Der Polizeichef von Badachschan, Aka Noor Kintos, hatte zunächst von sechs deutschen Opfern und zwei getöteten US-Bürgern gesprochen. Die in einem dichten Waldgebiet im Distrikt Kuran Wa Mindschan insgesamt zehn gefundenen Leichen seien von Kugeln durchsiebt gewesen, sagte Kintos. Ausrüstung und Geld seien gestohlen worden. Einer der Überlebenden habe berichtet, die Gruppe sei von Bewaffneten überfallen worden. Diese hätten sie in einer Reihe aufgestellt und erschossen.

Taliban bezeichnen Opfer als Spione

Das Ärzteteam missachtete laut Polizeiangaben die Warnung von Einheimischen vor Rebellen und campierte nach seinem Hilfseinsatz einige Tage in freier Natur. Der überlebende Afghane wurde demnach verschont, weil er Koranverse rezitierte, als er erschossen werden sollte. Dadurch hätten ihn die Bewaffneten als gläubigen Muslim identifiziert. Er sei in der von den Taliban dominierten Nachbarprovinz Nuristan freigelassen worden.
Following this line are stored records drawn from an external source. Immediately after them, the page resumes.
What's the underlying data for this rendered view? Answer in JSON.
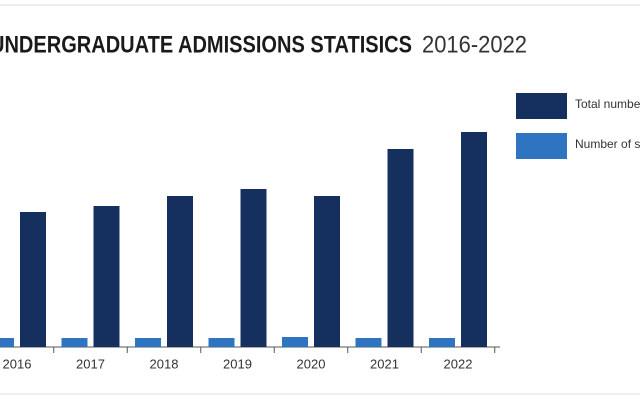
{
  "chart_data": {
    "type": "bar",
    "title": "UNDERGRADUATE ADMISSIONS STATISICS",
    "subtitle": "2016-2022",
    "categories": [
      "2016",
      "2017",
      "2018",
      "2019",
      "2020",
      "2021",
      "2022"
    ],
    "series": [
      {
        "name": "Total number",
        "color": "#15305f",
        "values": [
          135,
          141,
          151,
          158,
          151,
          198,
          215
        ]
      },
      {
        "name": "Number of stu",
        "color": "#2f74c0",
        "values": [
          9,
          9,
          9,
          9,
          10,
          9,
          9
        ]
      }
    ],
    "ylim": [
      0,
      240
    ]
  }
}
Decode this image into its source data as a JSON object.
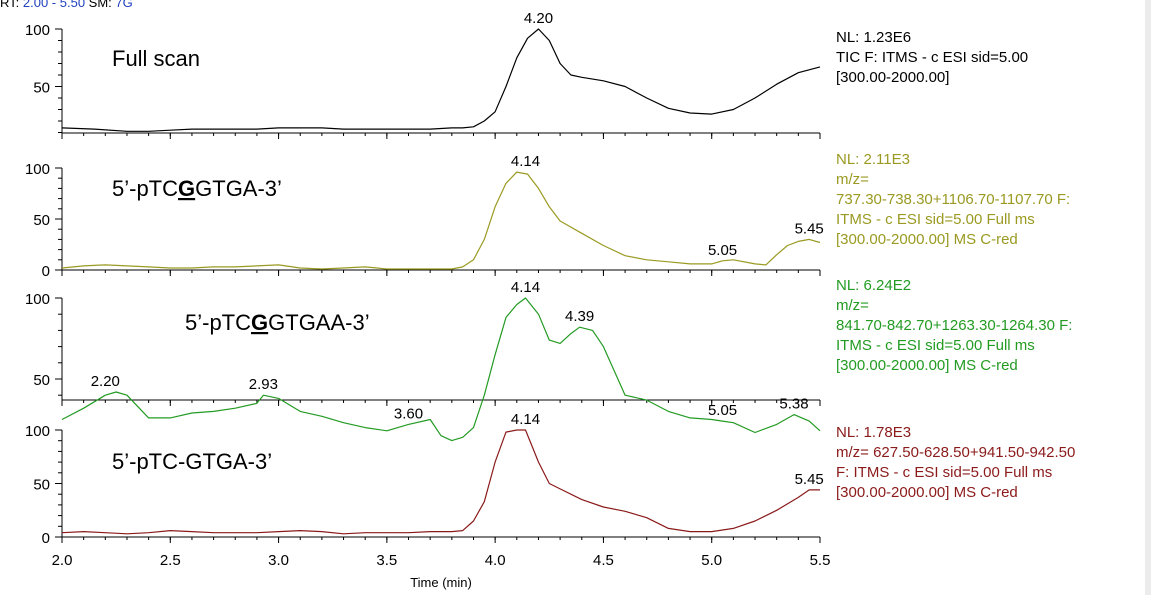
{
  "header": {
    "rt_label": "RT:",
    "rt_range": "2.00 - 5.50",
    "sm_label": "SM:",
    "sm_value": "7G"
  },
  "x_axis": {
    "label": "Time (min)",
    "range": [
      2.0,
      5.5
    ],
    "ticks": [
      2.0,
      2.5,
      3.0,
      3.5,
      4.0,
      4.5,
      5.0,
      5.5
    ],
    "tick_labels": [
      "2.0",
      "2.5",
      "3.0",
      "3.5",
      "4.0",
      "4.5",
      "5.0",
      "5.5"
    ]
  },
  "chart_data": [
    {
      "type": "line",
      "title_text": "Full scan",
      "color": "#000000",
      "ylim": [
        0,
        100
      ],
      "y_ticks": [
        50,
        100
      ],
      "x": [
        2.0,
        2.15,
        2.3,
        2.4,
        2.5,
        2.6,
        2.7,
        2.8,
        2.9,
        3.0,
        3.1,
        3.2,
        3.3,
        3.4,
        3.5,
        3.6,
        3.7,
        3.8,
        3.85,
        3.9,
        3.95,
        4.0,
        4.05,
        4.1,
        4.15,
        4.2,
        4.25,
        4.3,
        4.35,
        4.4,
        4.5,
        4.6,
        4.7,
        4.8,
        4.9,
        5.0,
        5.1,
        5.2,
        5.3,
        5.4,
        5.5
      ],
      "y": [
        14,
        13,
        11,
        11,
        12,
        13,
        13,
        13,
        13,
        14,
        14,
        14,
        13,
        13,
        13,
        13,
        13,
        14,
        14,
        15,
        20,
        28,
        50,
        75,
        92,
        100,
        90,
        70,
        60,
        58,
        55,
        50,
        40,
        31,
        27,
        26,
        30,
        40,
        52,
        62,
        67
      ],
      "peak_labels": [
        {
          "x": 4.2,
          "y": 100,
          "text": "4.20"
        }
      ],
      "info": [
        "NL: 1.23E6",
        "TIC F: ITMS - c ESI sid=5.00",
        "[300.00-2000.00]"
      ]
    },
    {
      "type": "line",
      "title_text": "5’-pTC",
      "title_bold": "G",
      "title_rest": "GTGA-3’",
      "color": "#9a9a22",
      "ylim": [
        0,
        100
      ],
      "y_ticks": [
        0,
        50,
        100
      ],
      "x": [
        2.0,
        2.1,
        2.2,
        2.3,
        2.4,
        2.5,
        2.6,
        2.7,
        2.8,
        2.9,
        3.0,
        3.1,
        3.2,
        3.3,
        3.4,
        3.5,
        3.6,
        3.7,
        3.8,
        3.85,
        3.9,
        3.95,
        4.0,
        4.05,
        4.1,
        4.15,
        4.2,
        4.25,
        4.3,
        4.4,
        4.5,
        4.6,
        4.7,
        4.8,
        4.9,
        5.0,
        5.05,
        5.1,
        5.2,
        5.25,
        5.3,
        5.35,
        5.4,
        5.45,
        5.5
      ],
      "y": [
        2,
        4,
        5,
        4,
        3,
        2,
        2,
        3,
        3,
        4,
        5,
        2,
        1,
        2,
        3,
        1,
        1,
        1,
        1,
        3,
        10,
        30,
        62,
        85,
        96,
        94,
        80,
        62,
        48,
        36,
        24,
        14,
        10,
        8,
        6,
        6,
        9,
        10,
        6,
        5,
        15,
        24,
        28,
        30,
        27
      ],
      "peak_labels": [
        {
          "x": 4.14,
          "y": 96,
          "text": "4.14"
        },
        {
          "x": 5.05,
          "y": 9,
          "text": "5.05"
        },
        {
          "x": 5.45,
          "y": 30,
          "text": "5.45"
        }
      ],
      "info": [
        "NL: 2.11E3",
        "m/z=",
        "737.30-738.30+1106.70-1107.70 F:",
        "ITMS - c ESI sid=5.00  Full ms",
        "[300.00-2000.00]  MS C-red"
      ]
    },
    {
      "type": "line",
      "title_text": "5’-pTC",
      "title_bold": "G",
      "title_rest": "GTGAA-3’",
      "color": "#239b23",
      "ylim": [
        0,
        100
      ],
      "y_ticks": [
        50,
        100
      ],
      "x": [
        2.0,
        2.1,
        2.2,
        2.25,
        2.3,
        2.4,
        2.5,
        2.6,
        2.7,
        2.8,
        2.9,
        2.93,
        3.0,
        3.1,
        3.2,
        3.3,
        3.4,
        3.5,
        3.6,
        3.7,
        3.75,
        3.8,
        3.85,
        3.9,
        3.95,
        4.0,
        4.05,
        4.1,
        4.14,
        4.2,
        4.25,
        4.3,
        4.35,
        4.39,
        4.45,
        4.5,
        4.6,
        4.7,
        4.8,
        4.9,
        5.0,
        5.05,
        5.1,
        5.2,
        5.3,
        5.38,
        5.45,
        5.5
      ],
      "y": [
        25,
        32,
        40,
        42,
        40,
        26,
        26,
        29,
        30,
        32,
        35,
        40,
        38,
        30,
        27,
        23,
        20,
        18,
        22,
        25,
        15,
        12,
        14,
        20,
        40,
        65,
        88,
        96,
        100,
        90,
        74,
        72,
        78,
        82,
        80,
        70,
        40,
        37,
        30,
        26,
        25,
        24,
        23,
        17,
        22,
        28,
        24,
        18
      ],
      "peak_labels": [
        {
          "x": 2.2,
          "y": 42,
          "text": "2.20"
        },
        {
          "x": 2.93,
          "y": 40,
          "text": "2.93"
        },
        {
          "x": 3.6,
          "y": 22,
          "text": "3.60"
        },
        {
          "x": 4.14,
          "y": 100,
          "text": "4.14"
        },
        {
          "x": 4.39,
          "y": 82,
          "text": "4.39"
        },
        {
          "x": 5.05,
          "y": 24,
          "text": "5.05"
        },
        {
          "x": 5.38,
          "y": 28,
          "text": "5.38"
        }
      ],
      "info": [
        "NL: 6.24E2",
        "m/z=",
        "841.70-842.70+1263.30-1264.30 F:",
        "ITMS - c ESI sid=5.00  Full ms",
        "[300.00-2000.00]  MS C-red"
      ]
    },
    {
      "type": "line",
      "title_text": "5’-pTC-GTGA-3’",
      "color": "#8b1a1a",
      "ylim": [
        0,
        100
      ],
      "y_ticks": [
        0,
        50,
        100
      ],
      "x": [
        2.0,
        2.1,
        2.2,
        2.3,
        2.4,
        2.5,
        2.6,
        2.7,
        2.8,
        2.9,
        3.0,
        3.1,
        3.2,
        3.3,
        3.4,
        3.5,
        3.6,
        3.7,
        3.8,
        3.85,
        3.9,
        3.95,
        4.0,
        4.05,
        4.1,
        4.14,
        4.2,
        4.25,
        4.3,
        4.4,
        4.5,
        4.6,
        4.7,
        4.8,
        4.9,
        5.0,
        5.1,
        5.2,
        5.3,
        5.4,
        5.45,
        5.5
      ],
      "y": [
        4,
        5,
        4,
        3,
        4,
        6,
        5,
        4,
        4,
        4,
        5,
        6,
        5,
        3,
        4,
        4,
        4,
        5,
        5,
        6,
        15,
        33,
        70,
        98,
        100,
        100,
        70,
        50,
        45,
        35,
        28,
        24,
        18,
        8,
        5,
        5,
        8,
        15,
        25,
        37,
        44,
        44
      ],
      "peak_labels": [
        {
          "x": 4.14,
          "y": 100,
          "text": "4.14"
        },
        {
          "x": 5.45,
          "y": 44,
          "text": "5.45"
        }
      ],
      "info": [
        "NL: 1.78E3",
        "m/z= 627.50-628.50+941.50-942.50",
        "F: ITMS - c ESI sid=5.00  Full ms",
        "[300.00-2000.00]  MS C-red"
      ]
    }
  ]
}
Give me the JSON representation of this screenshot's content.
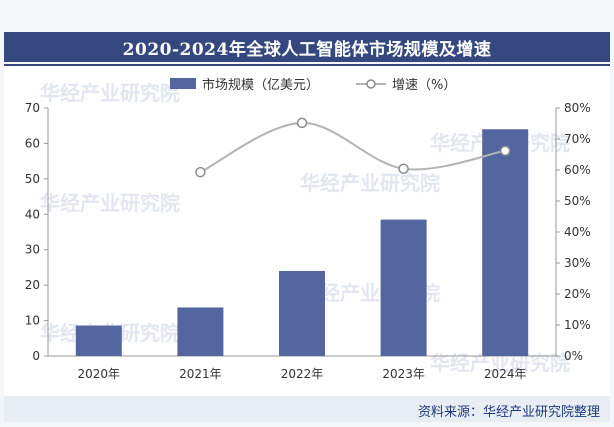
{
  "title": "2020-2024年全球人工智能体市场规模及增速",
  "source": "资料来源：华经产业研究院整理",
  "watermark": "华经产业研究院",
  "colors": {
    "bar": "#5466a0",
    "line": "#b3b3b3",
    "marker_fill": "#ffffff",
    "marker_stroke": "#8c8c8c",
    "title_bg": "#34487f"
  },
  "chart_data": {
    "type": "bar",
    "categories": [
      "2020年",
      "2021年",
      "2022年",
      "2023年",
      "2024年"
    ],
    "series": [
      {
        "name": "市场规模（亿美元）",
        "type": "bar",
        "axis": "left",
        "values": [
          8.6,
          13.7,
          24.0,
          38.5,
          64.0
        ]
      },
      {
        "name": "增速（%）",
        "type": "line",
        "axis": "right",
        "smooth": true,
        "values": [
          null,
          59.3,
          75.2,
          60.4,
          66.2
        ]
      }
    ],
    "y_left": {
      "ticks": [
        "0",
        "10",
        "20",
        "30",
        "40",
        "50",
        "60",
        "70"
      ],
      "range": [
        0,
        70
      ]
    },
    "y_right": {
      "ticks": [
        "0%",
        "10%",
        "20%",
        "30%",
        "40%",
        "50%",
        "60%",
        "70%",
        "80%"
      ],
      "range": [
        0,
        80
      ]
    },
    "legend_position": "top"
  }
}
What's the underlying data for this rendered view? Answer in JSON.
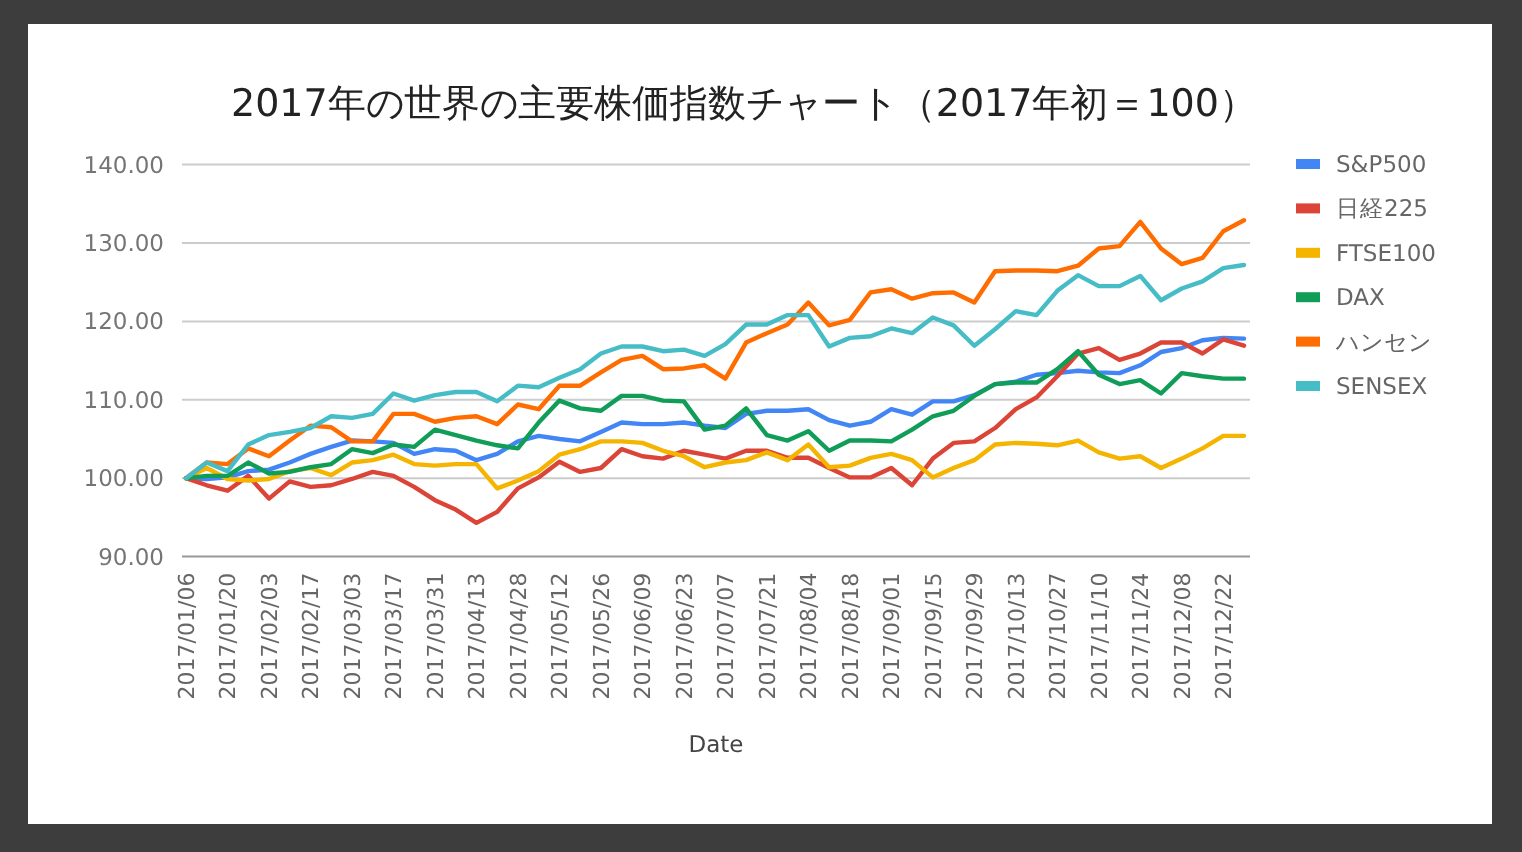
{
  "chart_data": {
    "type": "line",
    "title": "2017年の世界の主要株価指数チャート（2017年初＝100）",
    "xlabel": "Date",
    "categories": [
      "2017/01/06",
      null,
      "2017/01/20",
      null,
      "2017/02/03",
      null,
      "2017/02/17",
      null,
      "2017/03/03",
      null,
      "2017/03/17",
      null,
      "2017/03/31",
      null,
      "2017/04/13",
      null,
      "2017/04/28",
      null,
      "2017/05/12",
      null,
      "2017/05/26",
      null,
      "2017/06/09",
      null,
      "2017/06/23",
      null,
      "2017/07/07",
      null,
      "2017/07/21",
      null,
      "2017/08/04",
      null,
      "2017/08/18",
      null,
      "2017/09/01",
      null,
      "2017/09/15",
      null,
      "2017/09/29",
      null,
      "2017/10/13",
      null,
      "2017/10/27",
      null,
      "2017/11/10",
      null,
      "2017/11/24",
      null,
      "2017/12/08",
      null,
      "2017/12/22",
      null
    ],
    "ylim": [
      90,
      140
    ],
    "yticks": [
      {
        "value": 90,
        "label": "90.00"
      },
      {
        "value": 100,
        "label": "100.00"
      },
      {
        "value": 110,
        "label": "110.00"
      },
      {
        "value": 120,
        "label": "120.00"
      },
      {
        "value": 130,
        "label": "130.00"
      },
      {
        "value": 140,
        "label": "140.00"
      }
    ],
    "grid": "y",
    "legend": "right",
    "series": [
      {
        "name": "S&P500",
        "color": "#4285f4",
        "values": [
          100,
          99.9,
          100.1,
          100.9,
          101.1,
          102.0,
          103.1,
          104.0,
          104.8,
          104.7,
          104.5,
          103.1,
          103.7,
          103.5,
          102.3,
          103.1,
          104.7,
          105.4,
          105.0,
          104.7,
          105.9,
          107.1,
          106.9,
          106.9,
          107.1,
          106.7,
          106.4,
          108.2,
          108.6,
          108.6,
          108.8,
          107.4,
          106.7,
          107.2,
          108.8,
          108.1,
          109.8,
          109.8,
          110.6,
          112.0,
          112.3,
          113.2,
          113.4,
          113.7,
          113.5,
          113.4,
          114.4,
          116.1,
          116.6,
          117.6,
          117.9,
          117.8
        ]
      },
      {
        "name": "日経225",
        "color": "#db4437",
        "values": [
          100,
          99.1,
          98.4,
          100.3,
          97.4,
          99.6,
          98.9,
          99.1,
          99.9,
          100.8,
          100.3,
          98.9,
          97.2,
          96.0,
          94.3,
          95.7,
          98.7,
          100.1,
          102.1,
          100.8,
          101.3,
          103.7,
          102.8,
          102.5,
          103.5,
          103.0,
          102.5,
          103.5,
          103.5,
          102.6,
          102.6,
          101.3,
          100.1,
          100.1,
          101.3,
          99.1,
          102.5,
          104.5,
          104.7,
          106.4,
          108.8,
          110.3,
          113.0,
          115.9,
          116.6,
          115.1,
          115.9,
          117.3,
          117.3,
          115.9,
          117.7,
          116.9
        ]
      },
      {
        "name": "FTSE100",
        "color": "#f4b400",
        "values": [
          100,
          101.3,
          99.9,
          99.7,
          99.9,
          100.9,
          101.3,
          100.4,
          102.0,
          102.3,
          103.0,
          101.8,
          101.6,
          101.8,
          101.8,
          98.7,
          99.7,
          100.9,
          103.0,
          103.7,
          104.7,
          104.7,
          104.5,
          103.5,
          102.8,
          101.4,
          102.0,
          102.3,
          103.3,
          102.3,
          104.3,
          101.4,
          101.6,
          102.6,
          103.1,
          102.3,
          100.1,
          101.3,
          102.3,
          104.3,
          104.5,
          104.4,
          104.2,
          104.8,
          103.3,
          102.5,
          102.8,
          101.3,
          102.5,
          103.8,
          105.4,
          105.4
        ]
      },
      {
        "name": "DAX",
        "color": "#0f9d58",
        "values": [
          100,
          100.3,
          100.3,
          102.0,
          100.6,
          100.8,
          101.4,
          101.8,
          103.7,
          103.2,
          104.3,
          104.0,
          106.2,
          105.5,
          104.8,
          104.2,
          103.8,
          107.1,
          109.9,
          108.9,
          108.6,
          110.5,
          110.5,
          109.9,
          109.8,
          106.2,
          106.7,
          108.9,
          105.5,
          104.8,
          106.0,
          103.5,
          104.8,
          104.8,
          104.7,
          106.2,
          107.9,
          108.6,
          110.5,
          112.0,
          112.2,
          112.2,
          113.9,
          116.2,
          113.2,
          112.0,
          112.5,
          110.8,
          113.4,
          113.0,
          112.7,
          112.7
        ]
      },
      {
        "name": "ハンセン",
        "color": "#ff6d00",
        "values": [
          100,
          102.0,
          101.8,
          103.8,
          102.8,
          104.8,
          106.7,
          106.5,
          104.7,
          104.7,
          108.2,
          108.2,
          107.2,
          107.7,
          107.9,
          106.9,
          109.4,
          108.8,
          111.8,
          111.8,
          113.5,
          115.1,
          115.6,
          113.9,
          114.0,
          114.4,
          112.7,
          117.3,
          118.5,
          119.6,
          122.4,
          119.5,
          120.2,
          123.7,
          124.1,
          122.9,
          123.6,
          123.7,
          122.4,
          126.4,
          126.5,
          126.5,
          126.4,
          127.1,
          129.3,
          129.6,
          132.7,
          129.3,
          127.3,
          128.1,
          131.5,
          132.9
        ]
      },
      {
        "name": "SENSEX",
        "color": "#46bdc6",
        "values": [
          100,
          102.0,
          100.9,
          104.3,
          105.5,
          105.9,
          106.4,
          107.9,
          107.7,
          108.2,
          110.8,
          109.9,
          110.6,
          111.0,
          111.0,
          109.8,
          111.8,
          111.6,
          112.8,
          113.9,
          115.9,
          116.8,
          116.8,
          116.2,
          116.4,
          115.6,
          117.1,
          119.6,
          119.6,
          120.8,
          120.8,
          116.8,
          117.9,
          118.1,
          119.1,
          118.5,
          120.5,
          119.5,
          116.9,
          119.0,
          121.3,
          120.8,
          123.9,
          125.9,
          124.5,
          124.5,
          125.8,
          122.7,
          124.2,
          125.1,
          126.8,
          127.2
        ]
      }
    ]
  }
}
Die Taliban bekannten sich zu dem Überfall und erklärten, die christliche Gruppe habe missioniert und Rebellenstellungen ausspioniert. Eine Patrouille der Rebellen habe die Ausländer am Freitagmorgen aufgespürt, sagte Taliban-Sprecher Sabihullah Mudschahid per Telefon von einem unbekannten Ort aus. Die "christlichen Missionare" hätten versucht zu fliehen und seien allesamt erschossen worden.

Sie hätten Bibeln in persischer Sprache mit sich geführt und zudem Satellitennavigationsgeräte verwendet, um "die Postionen der Kämpfer" aufzuzeichen. Die Ärzte hätten sich offenbar in der bergigen Region verirrt. Dem Rebellen-Sprecher zufolge waren unter den zehn getöteten neun Ausländer, davon vier Frauen.

IAM-Direktor weist Vorwürfe zurück

IAM-Direktor Frans widersprach dem Vorwurf, die Ärzte hätten in dem muslimisch geprägten Land missioniert. "Wir haben schon zur Zeit der Monarchie in Afghanistan gearbeitet, während der sowjetischen Besatzung und unter den Taliban und sie wissen, was wir tun", sagte Frans. Die Organisation, die ihren Hauptsitz dem Jahresbericht zufolge in Kabul ausweist und seit 1966 im Land aktiv ist, betreibt nach eigenen Angaben Augenkliniken in der afghanischen Hauptstadt sowie in den Städten Herat, Masar-i-Scharif und Kandahar.

Eine Sprecherin der US-Botschaft in Kabul bestätigte, dass sich unter den Getöteten mehrere US-Bürger befinden.